Leyes del movimiento

La dinámica es el estudio de la relación entre el movimiento y las fuerzas involucradas. Galileo fue el primer filósofo en descubrir la propiedad de la inercia. Se define como la incapacidad de los objetos de cambiar por sí mismos su estado de reposo o de movimiento rectilíneo uniforme. Las partículas u objetos no pueden acelerar o desacelerar por sí mismos. Los agentes que producen tales movimientos se conocen como fuerzas. Una computadora portátil colocada sobre una mesa no puede moverse por sí sola. Así, la tendencia de cualquier partícula a permanecer en su estado de reposo o de movimiento se denomina inercia.

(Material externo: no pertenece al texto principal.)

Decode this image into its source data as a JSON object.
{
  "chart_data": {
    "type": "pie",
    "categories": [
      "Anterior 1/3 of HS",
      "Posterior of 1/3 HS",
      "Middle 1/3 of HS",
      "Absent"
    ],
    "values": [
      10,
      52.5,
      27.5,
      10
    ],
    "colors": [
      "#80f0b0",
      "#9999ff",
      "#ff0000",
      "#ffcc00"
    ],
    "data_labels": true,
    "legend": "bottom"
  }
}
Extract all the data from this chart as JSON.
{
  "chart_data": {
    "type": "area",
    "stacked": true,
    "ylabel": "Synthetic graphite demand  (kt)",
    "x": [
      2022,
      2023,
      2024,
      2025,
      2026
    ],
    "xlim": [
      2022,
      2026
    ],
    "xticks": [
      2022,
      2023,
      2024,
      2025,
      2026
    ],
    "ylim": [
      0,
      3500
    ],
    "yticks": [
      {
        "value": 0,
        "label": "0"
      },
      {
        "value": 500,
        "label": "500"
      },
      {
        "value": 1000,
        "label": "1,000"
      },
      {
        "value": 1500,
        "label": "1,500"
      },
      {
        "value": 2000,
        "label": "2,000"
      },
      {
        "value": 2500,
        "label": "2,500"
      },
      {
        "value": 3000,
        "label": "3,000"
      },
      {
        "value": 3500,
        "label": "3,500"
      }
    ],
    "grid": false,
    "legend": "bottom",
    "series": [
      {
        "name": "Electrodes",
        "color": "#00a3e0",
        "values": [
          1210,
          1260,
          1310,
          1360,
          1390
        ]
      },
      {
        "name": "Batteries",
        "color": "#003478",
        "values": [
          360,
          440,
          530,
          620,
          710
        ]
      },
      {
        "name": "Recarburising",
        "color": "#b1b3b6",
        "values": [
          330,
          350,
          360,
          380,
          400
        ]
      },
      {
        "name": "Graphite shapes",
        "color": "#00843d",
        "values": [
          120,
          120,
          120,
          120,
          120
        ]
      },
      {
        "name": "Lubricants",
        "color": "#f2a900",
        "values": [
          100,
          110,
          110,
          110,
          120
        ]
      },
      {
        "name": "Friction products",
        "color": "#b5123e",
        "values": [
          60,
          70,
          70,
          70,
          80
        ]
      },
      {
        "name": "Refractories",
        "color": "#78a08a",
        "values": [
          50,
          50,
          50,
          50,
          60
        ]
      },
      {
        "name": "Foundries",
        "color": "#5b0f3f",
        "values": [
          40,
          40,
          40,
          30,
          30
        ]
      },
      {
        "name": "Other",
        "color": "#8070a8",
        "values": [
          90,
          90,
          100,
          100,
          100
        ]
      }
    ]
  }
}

Por ejemplo, los atletas hacen una carrera larga antes de dar un salto de longitud. Sus cuerpos entran en un estado de movimiento y, debido a la inercia del movimiento, podrán completar la tarea en cuestión. De manera similar, cuando cualquier vehículo en movimiento con pasajeros se detiene abruptamente, ¡los viajeros serían empujados hacia adelante! Esto se debe a la inercia. Tienden a permanecer en su estado de movimiento, aunque el vehículo se haya detenido. Por lo tanto, la primera ley también se puede conocer como la ley de la inercia.

En otras palabras, de acuerdo con la primera ley del movimiento, la suma vectorial de todas las fuerzas que actúan sobre un objeto debe ser cero, entonces solo el objeto no se aceleraría. Permanece en reposo o se mueve con una aceleración uniforme.

La magnitud del movimiento en una partícula en movimiento se define como el impulso. Es el producto de la masa del cuerpo por su velocidad. La segunda ley establece que la fuerza aplicada o externa es proporcional a la tasa de cambio del momento. Cuanto mayor sea la fuerza aplicada, mayor será el cambio en el momento.

El impulso es una fuerza muy grande que actúa durante un intervalo de tiempo muy corto. Así, el impulso de una fuerza es equivalente al cambio en el momento. Cuando una pelota de cricket golpea un bate, la fuerza es muy alta pero actúa solo por un tiempo muy corto.

Sir Issac Newton asumió que la acción puede ser fuerza, cantidad de movimiento, energía o trabajo. Además, opinó que la reacción debe ser igual y opuesta a la acción. Una persona de pie será empujada hacia abajo por la fuerza gravitatoria, pero el piso se opone a esta fuerza con una fuerza igual que actúa hacia arriba. La ley también puede ser probada por nadadores, que empujan el agua hacia atrás, pájaros voladores y aviones. Una computadora portátil sobre una mesa permanece estacionaria debido al equilibrio de las fuerzas ascendentes y descendentes.